A Nga Nga
Oleh: Abilu Royhan
Siapa yang tidak tahu kitab yang membeberkan tentang etika belajar.
Yang sangat masyhur di kalangan pondok pesantren. Yakni kitab ta’limul
muta’allim atau yang akrab dengan sebutan kitab taklim mutaklim (lidah jowo
dan medureh). Kitab yang dikarang oleh syekh Azzarnuji karena beliau
melihat banyak dari pencari ilmu yang tidak dapat meraih ilmu yang dia
cita-citakan. Atau dia telah meraih ilmu itu, tapi ilmu itu tidak bermanfaat
baginya kecuali hanya sedikit. Itu karena mereka salah atau bahkan tidak tahu
tentang etika mencari ilmu. Dalam kitab ini ada sebuah
keterangan tentang etika berguru atau mencari guru. Disitu diterangkan bahwa
sebaiknya murid itu mencari guru yang lebih alim, lebih wira’i, lebih
tua darinya dan lain sebagainya.
Siapa yang tidak tahu kitab yang menerangkan tentang tasawuf. Kitab
yang sering dikaji dimana-mana. Yakni kitab bidayatul hidayah karangan
Imam Abu Hamid Al-Ghazali atau yang masyhur dengan nama Imam Al-Ghazali. Kitab
yang banyak menerangkan tentang ilmu tata krama dan juga anjuran untuk
meninggalkan maksiat-maksiat yang dilakukan oleh seluruh anggota tubuh, baik
dhohir atau batin. Di sana teman akan menemukan keterangan tentang macam-macam
maksiat yang dilakukan oleh anggota tubuh seperti mata, mulut, telinga, dan
yang lainnya termasuk hati. Termasuk maksiat hatiadalah al-kibr yakni
merasa lebih baik dari orang lain dan menganggap yang lain itu lebih buruk
darinya.
Dan satu lagi, siapa yang tidak tahu orang yang satu ini. Kelahiran
Malang 7 oktober tahun 1994, yakni Ustadz Rif”an Fathoni. Salah satu asatidz
Pondok Pesantren Raudlatul Ulum satu (PPRU 1) putra. Beliau mulai menimba ilmu
di PPRU 1 ini pada tahun 2013, setelah beliau menimba ilmu di Pondok Pesantren
Raudlatut Thalibin di Ampel Gading sana, dekat dengan rumah beliau. Beliau mulai
nyantri di Pondok Pesantren Raudlatut thalibin sejak kelas 3 MI, tepatnya tahun
2003 sampai 2013, yang seterusnya beliau melanjutkan rihlahnya mondok di PPRU 1
ini. Maka jika dihitung-hitung sampai saat ini (2021), beliau kira-kira telah
mondok 18 tahun. Hebat bukan?Beliau adalah guru dari sang penulis sendiri.
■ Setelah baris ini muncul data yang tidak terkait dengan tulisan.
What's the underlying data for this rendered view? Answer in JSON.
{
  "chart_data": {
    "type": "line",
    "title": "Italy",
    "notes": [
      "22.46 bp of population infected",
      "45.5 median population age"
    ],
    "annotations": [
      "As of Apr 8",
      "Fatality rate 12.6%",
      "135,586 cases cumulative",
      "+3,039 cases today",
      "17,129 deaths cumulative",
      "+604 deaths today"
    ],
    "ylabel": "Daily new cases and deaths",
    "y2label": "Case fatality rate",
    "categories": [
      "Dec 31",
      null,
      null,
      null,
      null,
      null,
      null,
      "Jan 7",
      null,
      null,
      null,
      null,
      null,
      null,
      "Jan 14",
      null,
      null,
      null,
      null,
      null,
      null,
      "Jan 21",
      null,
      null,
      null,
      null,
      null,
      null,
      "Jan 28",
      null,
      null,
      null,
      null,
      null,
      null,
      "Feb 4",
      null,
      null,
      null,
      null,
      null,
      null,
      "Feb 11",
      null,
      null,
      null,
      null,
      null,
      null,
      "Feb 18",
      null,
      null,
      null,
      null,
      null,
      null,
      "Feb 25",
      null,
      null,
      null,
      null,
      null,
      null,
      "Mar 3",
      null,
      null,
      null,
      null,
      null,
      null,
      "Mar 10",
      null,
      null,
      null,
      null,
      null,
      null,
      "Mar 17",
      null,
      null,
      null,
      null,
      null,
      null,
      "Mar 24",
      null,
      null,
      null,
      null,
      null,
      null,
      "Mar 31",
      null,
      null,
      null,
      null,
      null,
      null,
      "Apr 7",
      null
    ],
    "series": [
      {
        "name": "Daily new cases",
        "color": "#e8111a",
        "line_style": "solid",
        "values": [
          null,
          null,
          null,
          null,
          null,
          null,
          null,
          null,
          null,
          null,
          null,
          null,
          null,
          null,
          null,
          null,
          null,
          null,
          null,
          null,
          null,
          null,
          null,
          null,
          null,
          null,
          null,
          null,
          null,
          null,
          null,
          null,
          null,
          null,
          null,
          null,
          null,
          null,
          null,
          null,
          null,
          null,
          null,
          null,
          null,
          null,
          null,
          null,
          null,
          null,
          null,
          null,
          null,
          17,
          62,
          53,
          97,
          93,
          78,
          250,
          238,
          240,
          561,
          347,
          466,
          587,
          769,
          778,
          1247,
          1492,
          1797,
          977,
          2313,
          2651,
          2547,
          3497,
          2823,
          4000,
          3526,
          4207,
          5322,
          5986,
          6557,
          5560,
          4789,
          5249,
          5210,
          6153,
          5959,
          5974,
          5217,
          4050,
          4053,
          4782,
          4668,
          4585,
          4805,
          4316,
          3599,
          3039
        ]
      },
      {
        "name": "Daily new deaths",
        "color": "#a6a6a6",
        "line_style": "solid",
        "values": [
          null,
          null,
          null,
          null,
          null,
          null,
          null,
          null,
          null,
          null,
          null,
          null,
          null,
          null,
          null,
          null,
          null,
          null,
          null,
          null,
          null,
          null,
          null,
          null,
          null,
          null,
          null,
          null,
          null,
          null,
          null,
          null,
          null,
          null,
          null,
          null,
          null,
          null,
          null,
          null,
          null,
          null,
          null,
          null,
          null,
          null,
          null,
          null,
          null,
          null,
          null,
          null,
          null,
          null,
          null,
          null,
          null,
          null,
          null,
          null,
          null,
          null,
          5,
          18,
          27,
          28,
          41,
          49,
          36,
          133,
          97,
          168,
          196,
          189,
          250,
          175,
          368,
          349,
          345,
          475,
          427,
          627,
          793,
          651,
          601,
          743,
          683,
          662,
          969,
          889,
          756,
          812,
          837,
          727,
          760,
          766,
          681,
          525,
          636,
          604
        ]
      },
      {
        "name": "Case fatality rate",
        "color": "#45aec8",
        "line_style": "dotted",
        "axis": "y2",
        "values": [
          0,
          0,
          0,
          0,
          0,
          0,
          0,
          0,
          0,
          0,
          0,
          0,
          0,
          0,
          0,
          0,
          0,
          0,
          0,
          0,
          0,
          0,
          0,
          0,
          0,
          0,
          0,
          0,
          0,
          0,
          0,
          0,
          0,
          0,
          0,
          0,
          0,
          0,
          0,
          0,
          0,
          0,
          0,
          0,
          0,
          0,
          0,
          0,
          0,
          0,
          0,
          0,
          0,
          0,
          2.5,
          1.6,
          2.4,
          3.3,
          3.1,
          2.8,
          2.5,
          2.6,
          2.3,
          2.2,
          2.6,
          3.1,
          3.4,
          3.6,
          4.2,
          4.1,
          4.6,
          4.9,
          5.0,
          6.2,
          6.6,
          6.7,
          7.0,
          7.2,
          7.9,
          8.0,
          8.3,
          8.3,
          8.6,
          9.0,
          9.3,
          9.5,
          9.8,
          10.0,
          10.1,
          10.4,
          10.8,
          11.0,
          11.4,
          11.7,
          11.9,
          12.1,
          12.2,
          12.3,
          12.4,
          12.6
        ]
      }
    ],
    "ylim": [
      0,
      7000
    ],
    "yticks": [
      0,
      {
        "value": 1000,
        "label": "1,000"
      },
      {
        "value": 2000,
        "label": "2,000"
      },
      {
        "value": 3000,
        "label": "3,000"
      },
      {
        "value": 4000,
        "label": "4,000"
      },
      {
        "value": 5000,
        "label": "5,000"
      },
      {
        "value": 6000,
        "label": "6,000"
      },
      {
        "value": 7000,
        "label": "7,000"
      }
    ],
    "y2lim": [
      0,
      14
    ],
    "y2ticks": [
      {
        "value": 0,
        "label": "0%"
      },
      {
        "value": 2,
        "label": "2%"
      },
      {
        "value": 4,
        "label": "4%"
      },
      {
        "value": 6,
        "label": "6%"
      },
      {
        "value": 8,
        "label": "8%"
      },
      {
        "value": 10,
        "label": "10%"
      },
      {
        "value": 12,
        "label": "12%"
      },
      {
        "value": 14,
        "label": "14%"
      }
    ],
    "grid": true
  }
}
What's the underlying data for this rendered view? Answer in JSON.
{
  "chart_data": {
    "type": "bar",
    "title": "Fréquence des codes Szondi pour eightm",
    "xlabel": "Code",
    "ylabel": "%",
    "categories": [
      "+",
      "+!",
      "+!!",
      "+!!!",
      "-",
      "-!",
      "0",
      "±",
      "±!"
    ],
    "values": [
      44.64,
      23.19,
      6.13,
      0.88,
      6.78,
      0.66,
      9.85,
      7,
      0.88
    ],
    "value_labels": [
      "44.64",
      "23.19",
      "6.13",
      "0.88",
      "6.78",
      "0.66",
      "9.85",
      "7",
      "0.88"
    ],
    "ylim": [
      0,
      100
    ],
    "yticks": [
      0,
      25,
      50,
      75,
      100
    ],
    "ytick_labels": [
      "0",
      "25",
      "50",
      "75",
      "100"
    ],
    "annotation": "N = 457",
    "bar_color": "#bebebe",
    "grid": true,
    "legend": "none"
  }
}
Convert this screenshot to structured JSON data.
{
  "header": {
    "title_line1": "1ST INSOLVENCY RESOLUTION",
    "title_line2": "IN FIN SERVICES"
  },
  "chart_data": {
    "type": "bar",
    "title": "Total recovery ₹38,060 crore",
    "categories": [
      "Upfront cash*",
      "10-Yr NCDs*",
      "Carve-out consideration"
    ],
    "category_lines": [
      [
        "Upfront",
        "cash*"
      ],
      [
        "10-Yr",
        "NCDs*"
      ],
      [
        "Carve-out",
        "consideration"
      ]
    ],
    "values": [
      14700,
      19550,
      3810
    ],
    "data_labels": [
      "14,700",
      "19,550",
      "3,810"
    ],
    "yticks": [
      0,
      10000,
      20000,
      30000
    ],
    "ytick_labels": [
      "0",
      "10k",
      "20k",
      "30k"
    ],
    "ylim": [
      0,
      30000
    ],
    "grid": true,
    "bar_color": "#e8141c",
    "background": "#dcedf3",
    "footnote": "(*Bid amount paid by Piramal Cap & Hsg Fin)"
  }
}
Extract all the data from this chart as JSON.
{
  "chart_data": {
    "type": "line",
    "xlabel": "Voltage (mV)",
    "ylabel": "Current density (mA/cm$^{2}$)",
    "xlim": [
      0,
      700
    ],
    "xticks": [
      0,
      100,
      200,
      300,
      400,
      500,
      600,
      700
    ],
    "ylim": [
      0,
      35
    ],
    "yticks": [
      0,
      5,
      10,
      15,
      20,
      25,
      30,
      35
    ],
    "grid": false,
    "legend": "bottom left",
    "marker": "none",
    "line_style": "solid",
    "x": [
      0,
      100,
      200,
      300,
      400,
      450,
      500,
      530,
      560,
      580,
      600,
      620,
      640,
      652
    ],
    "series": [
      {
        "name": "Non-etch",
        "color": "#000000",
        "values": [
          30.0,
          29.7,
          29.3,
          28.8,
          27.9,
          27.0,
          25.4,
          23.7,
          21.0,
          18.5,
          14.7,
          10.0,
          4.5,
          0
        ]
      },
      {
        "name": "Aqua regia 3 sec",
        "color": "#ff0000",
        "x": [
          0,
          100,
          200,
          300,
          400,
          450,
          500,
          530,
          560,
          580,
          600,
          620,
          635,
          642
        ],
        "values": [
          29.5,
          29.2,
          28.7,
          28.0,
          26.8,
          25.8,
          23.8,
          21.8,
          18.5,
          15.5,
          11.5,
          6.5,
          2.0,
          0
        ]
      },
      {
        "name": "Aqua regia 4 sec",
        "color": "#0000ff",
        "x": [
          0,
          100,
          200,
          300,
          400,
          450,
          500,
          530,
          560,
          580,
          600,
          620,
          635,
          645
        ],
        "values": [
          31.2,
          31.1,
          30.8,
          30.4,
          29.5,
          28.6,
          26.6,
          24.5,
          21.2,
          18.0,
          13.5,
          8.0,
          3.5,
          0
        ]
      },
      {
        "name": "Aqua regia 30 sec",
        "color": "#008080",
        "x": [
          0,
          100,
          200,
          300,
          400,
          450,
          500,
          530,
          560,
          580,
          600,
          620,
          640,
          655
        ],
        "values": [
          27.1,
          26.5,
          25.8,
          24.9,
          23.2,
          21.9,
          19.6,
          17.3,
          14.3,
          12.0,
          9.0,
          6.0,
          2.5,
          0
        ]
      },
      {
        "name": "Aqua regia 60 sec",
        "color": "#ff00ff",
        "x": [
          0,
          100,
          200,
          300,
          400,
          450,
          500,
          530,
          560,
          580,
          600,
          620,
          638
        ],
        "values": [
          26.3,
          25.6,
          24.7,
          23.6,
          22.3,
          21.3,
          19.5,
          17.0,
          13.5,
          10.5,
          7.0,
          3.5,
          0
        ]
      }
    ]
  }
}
Tepatnya guru ketika penulis duduk di karpet Isadarma (bukan ‘bangku Isadarma’,
karena sistem pondokan, selain itu Isadarma tidak punya bangku) kelas
dua dan tiga. Ketika itu yang diajarkan oleh beliau adalah dua kitab yang telah
disebutkan di atas. Kitab yang banyak memaparkan keterangan tingkah laku dalam mencari ilmu dan tingkah laku
sehari-hari.
Salah satu keterangan yang telah tertulis dalam paragraf kedua
diatas, yakni “termasuk maksiat hati adalah al-kibr yakni merasa lebih
baik dari orang lain dan menganggap yang lain itu lebih buruk darinya”.
Sebagian senior di pondok pesantren itu tidak mudah akrab dengan santri yang
junior. Itu mungkin di dalam hati mereka terdapat rasa al-kibr. Sehingga
mereka merasa tidak level berteman dengan santri junior. Atau mereka takut
kehilangan harga dirinya, karena berkumpul dengan santri yang lebih junior.
Tapi beliau tidak seperti mereka. Beliau bahkan hampir akrab dengan seluruh
santri. Beliau tidak takut diremehkan oleh santri yang lebih junior. “Kita
harus bisa mengambil hati mereka dulu, baru kita dapat mengatur mereka” karena
itu prinsip dari pengurus ketua bidang taklimiyah yang satu ini.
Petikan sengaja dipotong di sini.